With no direction from U.S. markets, the TSE 300 meandered to an 18 point loss on the day, closing at 7,731.
Markets had been waiting on news about British telecom equipment maker Marconi, which had its trading suspended while the directors were in a board meeting all day. The company finally announced it had no plans for further write-downs.
Nevertheless, tech stocks were already trading lower on the halt. Nortel also suffered from yesterday’s announcement that Moody’s would be knocking its credit rating down. It ended the day off another 19¢ at $13.66.
There wasn’t much action elsewhere.
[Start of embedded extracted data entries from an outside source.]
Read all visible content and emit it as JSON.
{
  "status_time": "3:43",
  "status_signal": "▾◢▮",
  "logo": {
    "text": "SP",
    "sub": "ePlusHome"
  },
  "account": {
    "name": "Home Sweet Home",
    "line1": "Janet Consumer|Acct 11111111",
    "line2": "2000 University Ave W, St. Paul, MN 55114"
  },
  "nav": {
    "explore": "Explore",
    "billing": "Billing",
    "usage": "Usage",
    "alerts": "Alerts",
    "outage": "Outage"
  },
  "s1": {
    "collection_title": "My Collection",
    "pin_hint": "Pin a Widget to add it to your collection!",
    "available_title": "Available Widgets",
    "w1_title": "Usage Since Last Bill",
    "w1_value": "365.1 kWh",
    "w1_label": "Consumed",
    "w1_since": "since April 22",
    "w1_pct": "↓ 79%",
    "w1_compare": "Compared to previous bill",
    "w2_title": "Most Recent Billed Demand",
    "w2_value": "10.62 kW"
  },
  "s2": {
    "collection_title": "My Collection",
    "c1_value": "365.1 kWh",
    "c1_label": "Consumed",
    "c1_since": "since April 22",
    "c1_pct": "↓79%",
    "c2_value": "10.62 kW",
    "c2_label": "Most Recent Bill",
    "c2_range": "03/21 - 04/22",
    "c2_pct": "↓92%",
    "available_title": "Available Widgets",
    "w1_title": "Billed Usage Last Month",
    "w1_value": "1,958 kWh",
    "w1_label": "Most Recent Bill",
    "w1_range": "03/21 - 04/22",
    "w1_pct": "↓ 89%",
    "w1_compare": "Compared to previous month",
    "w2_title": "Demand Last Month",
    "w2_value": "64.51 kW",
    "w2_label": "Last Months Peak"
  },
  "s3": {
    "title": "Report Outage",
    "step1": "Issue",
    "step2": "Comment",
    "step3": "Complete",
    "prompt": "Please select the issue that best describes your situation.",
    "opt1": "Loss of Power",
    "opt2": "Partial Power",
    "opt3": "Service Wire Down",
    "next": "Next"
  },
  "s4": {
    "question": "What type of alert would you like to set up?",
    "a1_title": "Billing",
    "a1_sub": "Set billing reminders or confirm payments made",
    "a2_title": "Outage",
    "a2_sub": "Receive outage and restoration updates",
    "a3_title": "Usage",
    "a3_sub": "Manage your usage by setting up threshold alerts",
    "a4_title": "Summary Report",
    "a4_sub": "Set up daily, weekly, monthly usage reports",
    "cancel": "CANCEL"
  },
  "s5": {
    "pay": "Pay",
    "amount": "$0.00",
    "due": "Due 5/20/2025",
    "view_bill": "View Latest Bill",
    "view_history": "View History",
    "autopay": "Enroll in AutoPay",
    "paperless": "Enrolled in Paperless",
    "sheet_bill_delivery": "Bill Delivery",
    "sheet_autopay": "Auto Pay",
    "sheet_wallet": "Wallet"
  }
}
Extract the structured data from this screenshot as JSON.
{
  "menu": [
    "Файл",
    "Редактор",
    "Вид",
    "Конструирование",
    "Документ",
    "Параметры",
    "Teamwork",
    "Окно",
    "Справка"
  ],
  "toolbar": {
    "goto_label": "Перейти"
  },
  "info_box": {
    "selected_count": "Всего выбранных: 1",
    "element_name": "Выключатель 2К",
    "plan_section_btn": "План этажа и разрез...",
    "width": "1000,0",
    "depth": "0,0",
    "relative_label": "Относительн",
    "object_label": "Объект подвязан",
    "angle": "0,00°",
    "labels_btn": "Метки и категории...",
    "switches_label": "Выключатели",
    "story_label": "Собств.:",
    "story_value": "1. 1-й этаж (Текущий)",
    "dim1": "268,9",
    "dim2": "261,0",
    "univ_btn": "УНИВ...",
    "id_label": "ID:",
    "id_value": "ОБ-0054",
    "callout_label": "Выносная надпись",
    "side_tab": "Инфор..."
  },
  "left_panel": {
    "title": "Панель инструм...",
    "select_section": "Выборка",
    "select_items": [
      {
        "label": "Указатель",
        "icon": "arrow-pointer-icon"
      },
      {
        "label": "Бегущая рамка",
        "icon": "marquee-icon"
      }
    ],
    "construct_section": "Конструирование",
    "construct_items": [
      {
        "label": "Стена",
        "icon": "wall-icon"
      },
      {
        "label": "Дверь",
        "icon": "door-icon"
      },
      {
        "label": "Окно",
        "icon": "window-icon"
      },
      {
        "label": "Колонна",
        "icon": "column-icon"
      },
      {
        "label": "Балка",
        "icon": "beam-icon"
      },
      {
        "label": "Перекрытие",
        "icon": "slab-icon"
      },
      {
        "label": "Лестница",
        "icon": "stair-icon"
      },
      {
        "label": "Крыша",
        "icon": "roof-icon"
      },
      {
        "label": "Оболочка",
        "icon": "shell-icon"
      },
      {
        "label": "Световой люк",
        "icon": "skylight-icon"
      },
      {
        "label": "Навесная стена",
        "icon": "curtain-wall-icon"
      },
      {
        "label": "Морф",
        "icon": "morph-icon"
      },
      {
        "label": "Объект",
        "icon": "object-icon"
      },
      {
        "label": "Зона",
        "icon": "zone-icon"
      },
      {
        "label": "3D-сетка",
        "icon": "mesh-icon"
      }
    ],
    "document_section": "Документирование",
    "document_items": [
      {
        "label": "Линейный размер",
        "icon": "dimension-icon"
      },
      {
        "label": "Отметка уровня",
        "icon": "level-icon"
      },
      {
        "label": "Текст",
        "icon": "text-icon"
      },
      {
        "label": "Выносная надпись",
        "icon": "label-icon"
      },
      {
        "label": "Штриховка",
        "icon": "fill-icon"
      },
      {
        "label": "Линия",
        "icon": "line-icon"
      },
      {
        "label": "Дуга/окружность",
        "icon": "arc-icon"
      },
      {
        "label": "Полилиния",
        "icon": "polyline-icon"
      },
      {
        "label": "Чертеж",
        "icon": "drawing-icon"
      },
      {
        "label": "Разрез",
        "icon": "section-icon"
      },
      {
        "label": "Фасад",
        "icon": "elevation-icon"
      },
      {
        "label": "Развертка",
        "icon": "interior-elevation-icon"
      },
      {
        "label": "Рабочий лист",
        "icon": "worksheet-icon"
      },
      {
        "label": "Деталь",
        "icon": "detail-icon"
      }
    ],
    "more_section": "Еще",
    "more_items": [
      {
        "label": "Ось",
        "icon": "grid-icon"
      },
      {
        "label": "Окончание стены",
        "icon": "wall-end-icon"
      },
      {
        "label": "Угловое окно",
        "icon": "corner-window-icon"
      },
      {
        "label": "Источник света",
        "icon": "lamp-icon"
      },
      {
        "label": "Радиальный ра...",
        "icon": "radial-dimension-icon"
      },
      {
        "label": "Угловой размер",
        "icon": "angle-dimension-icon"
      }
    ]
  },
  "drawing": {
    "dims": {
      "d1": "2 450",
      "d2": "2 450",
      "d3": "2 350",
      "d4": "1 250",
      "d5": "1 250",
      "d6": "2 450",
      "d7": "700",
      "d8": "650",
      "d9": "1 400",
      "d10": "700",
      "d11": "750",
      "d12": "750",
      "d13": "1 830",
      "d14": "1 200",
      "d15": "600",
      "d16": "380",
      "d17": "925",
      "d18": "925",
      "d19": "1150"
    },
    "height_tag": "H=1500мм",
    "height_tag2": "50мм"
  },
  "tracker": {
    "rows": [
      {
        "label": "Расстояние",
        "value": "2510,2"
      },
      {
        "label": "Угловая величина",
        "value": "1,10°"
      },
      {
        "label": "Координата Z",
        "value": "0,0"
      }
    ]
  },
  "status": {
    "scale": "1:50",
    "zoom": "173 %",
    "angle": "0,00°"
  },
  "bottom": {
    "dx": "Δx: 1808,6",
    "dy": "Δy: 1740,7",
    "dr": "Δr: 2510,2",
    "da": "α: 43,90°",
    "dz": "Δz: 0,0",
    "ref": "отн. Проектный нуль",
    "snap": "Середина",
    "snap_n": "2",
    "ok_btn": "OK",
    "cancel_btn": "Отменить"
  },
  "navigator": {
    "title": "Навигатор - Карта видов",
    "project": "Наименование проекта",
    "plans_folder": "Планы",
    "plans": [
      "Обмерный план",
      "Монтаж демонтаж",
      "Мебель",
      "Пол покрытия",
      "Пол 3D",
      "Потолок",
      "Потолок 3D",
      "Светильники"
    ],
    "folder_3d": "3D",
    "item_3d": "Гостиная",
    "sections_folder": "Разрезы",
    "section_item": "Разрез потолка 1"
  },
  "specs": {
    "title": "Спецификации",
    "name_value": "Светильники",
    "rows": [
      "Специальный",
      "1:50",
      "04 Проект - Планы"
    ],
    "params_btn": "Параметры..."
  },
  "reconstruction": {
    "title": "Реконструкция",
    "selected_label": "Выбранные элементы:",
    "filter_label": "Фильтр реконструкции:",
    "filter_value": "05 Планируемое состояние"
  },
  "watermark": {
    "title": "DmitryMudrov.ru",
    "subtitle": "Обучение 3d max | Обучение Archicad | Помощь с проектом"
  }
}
Profit takers took Bovar down slightly after the company gained quite a bit in the wake of an announcement last week that it will start paying dividends. The stock finished off 8% at 5.5¢.
Certicom was heavily sold, dropping 11.81% to close at $3.36. Manulife was also sold off today. It dropped 3.53% to close at $42.30.
The European Commission approved plans by Norway’s Norske Skog and Canada’s Abitibi Consolidated to buy a stake in Pan Asia Paper Co. Norske Skog Canada was unchanged at $18.45. while Abitibi was up 7 cents at $11.67
Market trend among the TSE’s sub-indices was slightly negative with seven of the 14 moving down, but none moved over 1% either way.
Among individual issues, decliners outpaced advancers 486 to 447.
The CDNX today finished up 4 points at 3.203 in low volume of 26.6 million shares. Market trend was positive with 155 issues advancing and 145 declining.
The loonie gained another quarter of a cent today, climbing 0.30% to close at US66.19¢.
GE captain Jack Welch began to take heat by the end of the day for the scuttled GE-Honeywell merger. Watch for that to move markets tomorrow.